The title “U.S. Drag’’ refers to William Burroughs’s description of emotional malaise in “Naked Lunch,’’ and the play’s theme suggests a measure of Burroughs’s cynical search for self-knowledge. Confronted by dead-end jobs beneath Angela and Allison’s expectations, but worried they have no talent or skill set, the duo long to “do nothing, get money, and have people know who I am.’’ Together and separately, the pair try different strategies to achieve their goal: they make half-hearted attempts to hunt for a serial mugger named Ed so they can collect a $100,000 reward; Angela comforts a successful, self-absorbed author in exchange for cash; and Allison toys with being “a graceful runner-up,’’ attempting to play a Stepford wife to marry a wealthy do-gooder named James (Vladimir Noel).

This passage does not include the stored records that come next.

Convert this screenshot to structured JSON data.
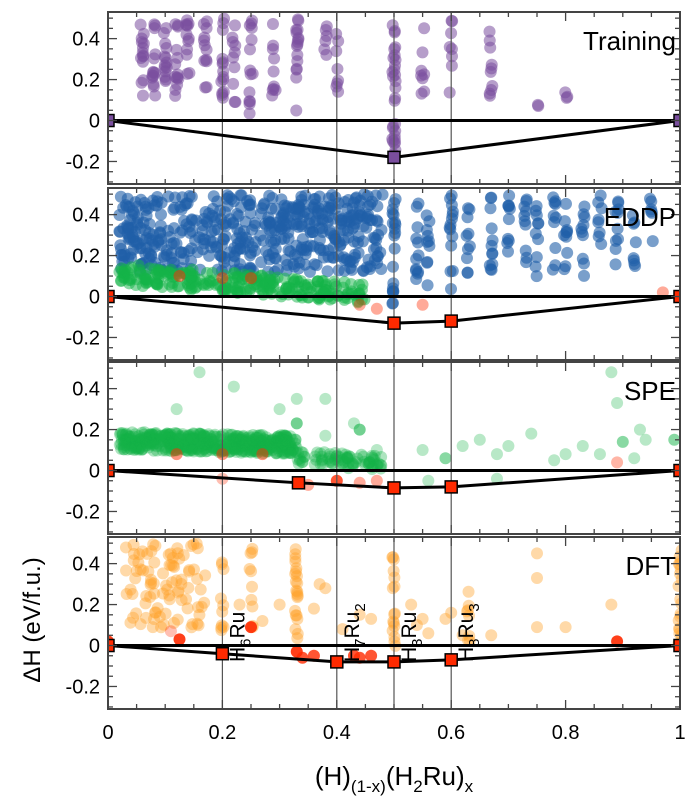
{
  "chart_data": {
    "type": "scatter",
    "xlabel": {
      "base1": "(H)",
      "sub1": "(1-x)",
      "base2": "(H",
      "sub2": "2",
      "base3": "Ru)",
      "sub3": "x"
    },
    "ylabel": "ΔH (eV/f.u.)",
    "xlim": [
      0,
      1
    ],
    "ylim": [
      -0.31,
      0.53
    ],
    "x_ticks": [
      "0",
      "0.2",
      "0.4",
      "0.6",
      "0.8",
      "1"
    ],
    "x_tick_values": [
      0,
      0.2,
      0.4,
      0.6,
      0.8,
      1
    ],
    "y_ticks": [
      "0.4",
      "0.2",
      "0",
      "-0.2"
    ],
    "y_tick_values": [
      0.4,
      0.2,
      0,
      -0.2
    ],
    "reference_lines_x": [
      0.2,
      0.4,
      0.5,
      0.6
    ],
    "phase_labels": [
      {
        "x": 0.2,
        "base": "H",
        "sub": "6",
        "tail": "Ru",
        "sub2": ""
      },
      {
        "x": 0.4,
        "base": "H",
        "sub": "7",
        "tail": "Ru",
        "sub2": "2"
      },
      {
        "x": 0.5,
        "base": "H",
        "sub": "3",
        "tail": "Ru",
        "sub2": ""
      },
      {
        "x": 0.6,
        "base": "H",
        "sub": "8",
        "tail": "Ru",
        "sub2": "3"
      }
    ],
    "colors": {
      "training": "#7a4e9e",
      "eddp": "#1f5fa8",
      "spe": "#14b347",
      "dft": "#ffa126",
      "hull": "#ff2a00"
    },
    "panels": [
      {
        "name": "Training",
        "hull": [
          [
            0,
            0
          ],
          [
            0.5,
            -0.18
          ],
          [
            1,
            0
          ]
        ],
        "clusters": [
          {
            "color": "training",
            "alpha": 0.55,
            "cols": [
              [
                0.06,
                0.1,
                0.5,
                14
              ],
              [
                0.08,
                0.1,
                0.5,
                14
              ],
              [
                0.1,
                0.1,
                0.5,
                14
              ],
              [
                0.12,
                0.12,
                0.5,
                14
              ],
              [
                0.14,
                0.15,
                0.5,
                12
              ],
              [
                0.17,
                0.15,
                0.5,
                12
              ],
              [
                0.2,
                0.05,
                0.5,
                14
              ],
              [
                0.22,
                0.08,
                0.5,
                10
              ],
              [
                0.25,
                0.03,
                0.5,
                14
              ],
              [
                0.29,
                0.12,
                0.5,
                10
              ],
              [
                0.33,
                0.01,
                0.5,
                16
              ],
              [
                0.38,
                0.3,
                0.5,
                6
              ],
              [
                0.4,
                0.1,
                0.45,
                8
              ],
              [
                0.5,
                -0.18,
                0.5,
                30
              ],
              [
                0.55,
                0.12,
                0.5,
                8
              ],
              [
                0.6,
                0.12,
                0.5,
                8
              ],
              [
                0.67,
                0.1,
                0.5,
                10
              ],
              [
                0.75,
                0.07,
                0.09,
                2
              ],
              [
                0.8,
                0.11,
                0.14,
                3
              ]
            ]
          }
        ],
        "points": []
      },
      {
        "name": "EDDP",
        "hull": [
          [
            0,
            0
          ],
          [
            0.5,
            -0.13
          ],
          [
            0.6,
            -0.12
          ],
          [
            1,
            0
          ]
        ],
        "clusters": [
          {
            "color": "eddp",
            "alpha": 0.6,
            "box": [
              0.02,
              0.48,
              0.12,
              0.5,
              500
            ]
          },
          {
            "color": "eddp",
            "alpha": 0.6,
            "cols": [
              [
                0.5,
                -0.1,
                0.5,
                20
              ],
              [
                0.54,
                0.05,
                0.5,
                12
              ],
              [
                0.56,
                0.05,
                0.5,
                10
              ],
              [
                0.6,
                -0.05,
                0.5,
                14
              ],
              [
                0.63,
                0.1,
                0.5,
                10
              ],
              [
                0.67,
                0.05,
                0.5,
                12
              ],
              [
                0.7,
                0.15,
                0.5,
                10
              ],
              [
                0.73,
                0.1,
                0.5,
                10
              ],
              [
                0.75,
                0.05,
                0.5,
                10
              ],
              [
                0.78,
                0.1,
                0.5,
                10
              ],
              [
                0.8,
                0.12,
                0.5,
                10
              ],
              [
                0.83,
                0.1,
                0.5,
                10
              ],
              [
                0.86,
                0.15,
                0.5,
                8
              ],
              [
                0.89,
                0.1,
                0.5,
                10
              ],
              [
                0.92,
                0.12,
                0.5,
                8
              ],
              [
                0.95,
                0.12,
                0.5,
                6
              ]
            ]
          },
          {
            "color": "spe",
            "alpha": 0.5,
            "band": [
              0.02,
              0.45,
              0.06,
              0.16,
              -0.22,
              250
            ]
          }
        ],
        "points": [
          [
            0.125,
            0.1,
            "hull",
            0.5
          ],
          [
            0.2,
            0.09,
            "hull",
            0.5
          ],
          [
            0.25,
            0.09,
            "hull",
            0.5
          ],
          [
            0.44,
            -0.04,
            "hull",
            0.4
          ],
          [
            0.47,
            -0.06,
            "hull",
            0.4
          ],
          [
            0.55,
            -0.04,
            "hull",
            0.4
          ],
          [
            0.97,
            0.02,
            "hull",
            0.4
          ]
        ]
      },
      {
        "name": "SPE",
        "hull": [
          [
            0,
            0
          ],
          [
            0.333,
            -0.06
          ],
          [
            0.5,
            -0.085
          ],
          [
            0.6,
            -0.08
          ],
          [
            1,
            0
          ]
        ],
        "clusters": [
          {
            "color": "spe",
            "alpha": 0.35,
            "band": [
              0.02,
              0.33,
              0.1,
              0.19,
              -0.06,
              500
            ]
          },
          {
            "color": "spe",
            "alpha": 0.35,
            "band": [
              0.33,
              0.48,
              0.03,
              0.1,
              -0.2,
              80
            ]
          }
        ],
        "points": [
          [
            0.16,
            0.48,
            "spe",
            0.3
          ],
          [
            0.22,
            0.41,
            "spe",
            0.3
          ],
          [
            0.12,
            0.3,
            "spe",
            0.3
          ],
          [
            0.3,
            0.3,
            "spe",
            0.3
          ],
          [
            0.33,
            0.35,
            "spe",
            0.3
          ],
          [
            0.33,
            0.23,
            "spe",
            0.6
          ],
          [
            0.38,
            0.35,
            "spe",
            0.3
          ],
          [
            0.43,
            0.23,
            "spe",
            0.3
          ],
          [
            0.44,
            0.2,
            "spe",
            0.6
          ],
          [
            0.38,
            0.17,
            "spe",
            0.3
          ],
          [
            0.47,
            0.1,
            "spe",
            0.3
          ],
          [
            0.55,
            0.1,
            "spe",
            0.3
          ],
          [
            0.59,
            0.06,
            "spe",
            0.5
          ],
          [
            0.62,
            0.12,
            "spe",
            0.3
          ],
          [
            0.65,
            0.15,
            "spe",
            0.3
          ],
          [
            0.68,
            0.08,
            "spe",
            0.3
          ],
          [
            0.7,
            0.12,
            "spe",
            0.3
          ],
          [
            0.74,
            0.18,
            "spe",
            0.3
          ],
          [
            0.78,
            0.05,
            "spe",
            0.3
          ],
          [
            0.8,
            0.08,
            "spe",
            0.3
          ],
          [
            0.83,
            0.12,
            "spe",
            0.3
          ],
          [
            0.86,
            0.08,
            "spe",
            0.3
          ],
          [
            0.88,
            0.48,
            "spe",
            0.3
          ],
          [
            0.89,
            0.33,
            "spe",
            0.3
          ],
          [
            0.9,
            0.14,
            "spe",
            0.5
          ],
          [
            0.93,
            0.2,
            "spe",
            0.3
          ],
          [
            0.94,
            0.15,
            "spe",
            0.3
          ],
          [
            0.92,
            0.06,
            "spe",
            0.3
          ],
          [
            0.99,
            0.15,
            "spe",
            0.5
          ],
          [
            0.56,
            -0.05,
            "spe",
            0.3
          ],
          [
            0.68,
            -0.04,
            "spe",
            0.3
          ],
          [
            0.12,
            0.08,
            "hull",
            0.5
          ],
          [
            0.2,
            0.08,
            "hull",
            0.5
          ],
          [
            0.27,
            0.08,
            "hull",
            0.5
          ],
          [
            0.2,
            -0.04,
            "hull",
            0.3
          ],
          [
            0.35,
            -0.07,
            "hull",
            0.4
          ],
          [
            0.4,
            -0.05,
            "hull",
            0.8
          ],
          [
            0.44,
            -0.06,
            "hull",
            0.4
          ],
          [
            0.47,
            -0.05,
            "hull",
            0.4
          ],
          [
            0.89,
            0.04,
            "hull",
            0.35
          ]
        ]
      },
      {
        "name": "DFT",
        "hull": [
          [
            0,
            0
          ],
          [
            0.2,
            -0.04
          ],
          [
            0.4,
            -0.08
          ],
          [
            0.5,
            -0.08
          ],
          [
            0.6,
            -0.07
          ],
          [
            1,
            0
          ]
        ],
        "clusters": [
          {
            "color": "dft",
            "alpha": 0.4,
            "box": [
              0.03,
              0.17,
              0.08,
              0.5,
              90
            ]
          },
          {
            "color": "dft",
            "alpha": 0.4,
            "cols": [
              [
                0.2,
                0.0,
                0.42,
                10
              ],
              [
                0.25,
                0.08,
                0.48,
                10
              ],
              [
                0.33,
                0.02,
                0.5,
                22
              ],
              [
                0.5,
                -0.05,
                0.45,
                16
              ],
              [
                0.63,
                0.0,
                0.3,
                8
              ],
              [
                1.0,
                0.0,
                0.5,
                20
              ]
            ]
          }
        ],
        "points": [
          [
            0.23,
            0.2,
            "dft",
            0.4
          ],
          [
            0.27,
            0.12,
            "dft",
            0.4
          ],
          [
            0.3,
            0.2,
            "dft",
            0.4
          ],
          [
            0.36,
            0.18,
            "dft",
            0.4
          ],
          [
            0.37,
            0.3,
            "dft",
            0.4
          ],
          [
            0.38,
            0.28,
            "dft",
            0.4
          ],
          [
            0.41,
            0.08,
            "dft",
            0.4
          ],
          [
            0.44,
            0.15,
            "dft",
            0.4
          ],
          [
            0.46,
            0.13,
            "dft",
            0.4
          ],
          [
            0.53,
            0.2,
            "dft",
            0.4
          ],
          [
            0.54,
            0.1,
            "dft",
            0.4
          ],
          [
            0.55,
            0.13,
            "dft",
            0.4
          ],
          [
            0.56,
            0.06,
            "dft",
            0.4
          ],
          [
            0.59,
            0.13,
            "dft",
            0.4
          ],
          [
            0.6,
            0.16,
            "dft",
            0.4
          ],
          [
            0.62,
            0.05,
            "dft",
            0.4
          ],
          [
            0.67,
            0.05,
            "dft",
            0.4
          ],
          [
            0.75,
            0.33,
            "dft",
            0.4
          ],
          [
            0.75,
            0.45,
            "dft",
            0.4
          ],
          [
            0.75,
            0.09,
            "dft",
            0.4
          ],
          [
            0.8,
            0.09,
            "dft",
            0.4
          ],
          [
            0.88,
            0.2,
            "dft",
            0.4
          ],
          [
            0.25,
            0.09,
            "hull",
            0.9
          ],
          [
            0.125,
            0.03,
            "hull",
            0.9
          ],
          [
            0.11,
            0.07,
            "hull",
            0.3
          ],
          [
            0.33,
            -0.03,
            "hull",
            0.9
          ],
          [
            0.34,
            -0.06,
            "hull",
            0.8
          ],
          [
            0.36,
            -0.05,
            "hull",
            0.8
          ],
          [
            0.43,
            -0.05,
            "hull",
            0.8
          ],
          [
            0.44,
            -0.06,
            "hull",
            0.8
          ],
          [
            0.46,
            -0.05,
            "hull",
            0.8
          ],
          [
            0.89,
            0.02,
            "hull",
            0.9
          ],
          [
            0.0,
            0.02,
            "hull",
            0.9
          ]
        ]
      }
    ]
  }
}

Angela and Allison’s efforts to achieve their goal involve a series of interactions with men, including a roommate named Ned (Dain Geist) who rents to them with the understanding that they will host parties so he can meet women; Evan (a wonderful Gideon Bautista), a man who describes himself as a helper and spouts therapy-speak while leading a “community impact movement’’ called SAFE, which stands for Stay Away From Ed, and prints up posters that read “A Good Samaritan is a Dead Samaritan’’; Christopher (Sathya Sridharan), the writer who found fame by writing “creative nonfiction,’’ which reimagined his uneventful, privileged childhood as one marked by parental abuse; and James, the oh-so-earnest volunteer victim advocate.
Gionfriddo has a wonderful ear for dialogue, especially fast-paced comic banter, but as soon as she starts heading toward some truth that might give these characters a little complexity, she retreats to the safety of slick and superficial. By the time Angela is attacked by the mysterious Ed, and writes her own bestseller, a bit of creative nonfiction called “Cut Flower,’’ her plotline has become disjointed. Are we supposed to care about Angela and Allison’s quest for low-cost fame or question their inability to create meaningful relationships with men?
Director Danielle Fauteux Jacques understands the play’s veneer is paper thin and keeps the atmosphere light and the pace swift. She is also careful to keep her ensemble evenly balanced so that all of her actors deliver strong performances.
Too bad Gionfriddo doesn’t give Fauteux Jacques more to work with. In one scene, Allison has finally had enough of all the phony behavior, and says relationships are built on slowly getting somewhere between the “shine’’ on the surface and the “muck’’ below. That’s a journey that could lead Gionfriddo into more dangerous, but much more rewarding, material.